Enfin, aucun d’eux -répétons-le, ils sont des milliers- n’a eu de crise de conscience et n’a alerté la presse, dans un pays où elle est libre? Ils ont participé pendant des décennies à une escroquerie de dimension cosmique -c’est le cas de le dire- puis ont pris leur retraite au soleil de Floride -sans jamais vendre la mèche, même sur leur lit de mort?
Vous voyez? Erdös avait raison: il y a des choses tellement absurdes qu’elles ne sont même pas fausses. Elles échappent à toute réfutation rationnelle parce qu’on ne sait même plus quoi dire.
Mais alors, pourquoi Abdelmoula? Comme se peut-il qu’il existe? Comment se fait-il que de prodigieux benêts comme lui circulent dans nos rues et polluent nos conversations?
Où est passé notre esprit critique?
Je crois qu’Abdelmoula aurait été inconcevable dans les années 70. Un diplômé de l’enseignement supérieur de ces années-là n’aurait jamais proféré des âneries du genre «la Terre est plate».

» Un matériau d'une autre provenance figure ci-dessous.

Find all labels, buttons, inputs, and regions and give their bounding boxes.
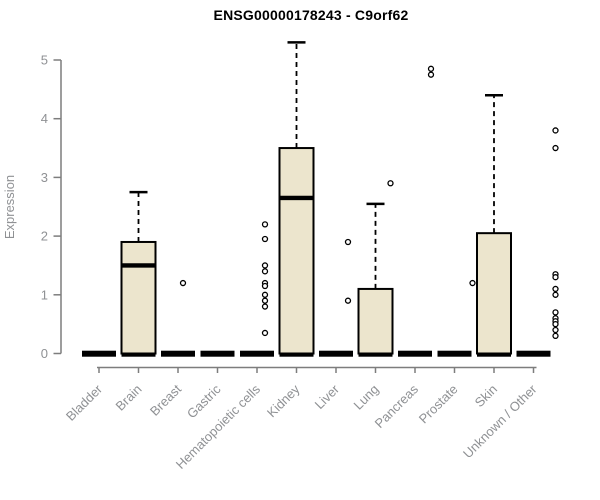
collapsed-box	[82, 350, 116, 357]
outlier-point	[261, 262, 269, 269]
outlier-point	[552, 291, 559, 298]
chart-title: ENSG00000178243 - C9orf62	[213, 7, 409, 23]
box	[120, 240, 157, 355]
x-category-label: Unknown / Other	[460, 381, 540, 461]
outlier-point	[552, 332, 559, 340]
y-tick-label: 0	[41, 346, 48, 361]
x-category-label: Prostate	[416, 382, 461, 427]
x-category-label: Skin	[472, 382, 500, 410]
outlier-point	[552, 285, 559, 293]
x-category-label: Kidney	[264, 381, 303, 420]
outlier-point	[387, 180, 394, 187]
outlier-point	[552, 274, 559, 281]
collapsed-box	[319, 350, 353, 357]
outlier-point	[552, 326, 559, 334]
outlier-point	[344, 297, 352, 304]
outlier-point	[427, 65, 435, 72]
x-category-label: Breast	[147, 381, 184, 418]
x-category-label: Liver	[312, 381, 343, 412]
collapsed-box	[398, 350, 432, 357]
x-category-label: Pancreas	[372, 381, 422, 431]
x-category-label: Bladder	[63, 381, 106, 424]
outlier-point	[261, 329, 269, 337]
median-line	[121, 263, 156, 268]
y-tick-label: 2	[41, 229, 48, 244]
box	[357, 287, 394, 355]
outlier-point	[261, 221, 269, 228]
x-category-label: Lung	[351, 382, 382, 413]
x-category-label: Brain	[113, 382, 145, 414]
y-tick-label: 5	[41, 53, 48, 68]
collapsed-box	[437, 350, 472, 357]
outlier-point	[552, 309, 559, 316]
outlier-point	[261, 303, 269, 310]
outlier-point	[469, 279, 476, 287]
box	[476, 232, 512, 355]
collapsed-box	[516, 350, 551, 357]
outlier-point	[261, 297, 269, 304]
outlier-point	[261, 282, 269, 290]
y-tick-label: 3	[41, 170, 48, 185]
median-line	[279, 195, 314, 201]
outlier-point	[552, 127, 559, 134]
outlier-point	[179, 279, 187, 287]
outlier-point	[344, 238, 352, 246]
box	[278, 147, 315, 355]
y-axis-title: Expression	[2, 175, 17, 239]
y-tick-label: 4	[41, 111, 48, 126]
collapsed-box	[200, 350, 235, 357]
outlier-point	[552, 320, 559, 328]
outlier-point	[261, 291, 269, 298]
y-tick-label: 1	[41, 287, 48, 302]
collapsed-box	[240, 350, 274, 357]
outlier-point	[552, 144, 559, 152]
collapsed-box	[161, 350, 195, 357]
outlier-point	[261, 235, 269, 243]
outlier-point	[261, 268, 269, 275]
outlier-point	[427, 71, 435, 78]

On en revient toujours au même constat. Dans les années 80, quand on a cessé d’enseigner la philosophie dans notre pays, on a fait le lit de l’obscurantisme et de la bêtise vociférante. Il suffit de voir qui dirigeait l’UNEM à l’époque -des jeunes gens instruits et qui avaient lu plus d’un livre- et qui la dirige aujourd’hui -une secte moyenâgeuse.
L’esprit critique, notre bien le plus précieux, se nourrit de la philosophie, de l’épistémologie, des sciences humaines. Il nous faut le cultiver. Sinon, à force de nous approcher du bord de cette Terre plate, nous risquons de tomber dans le gouffre.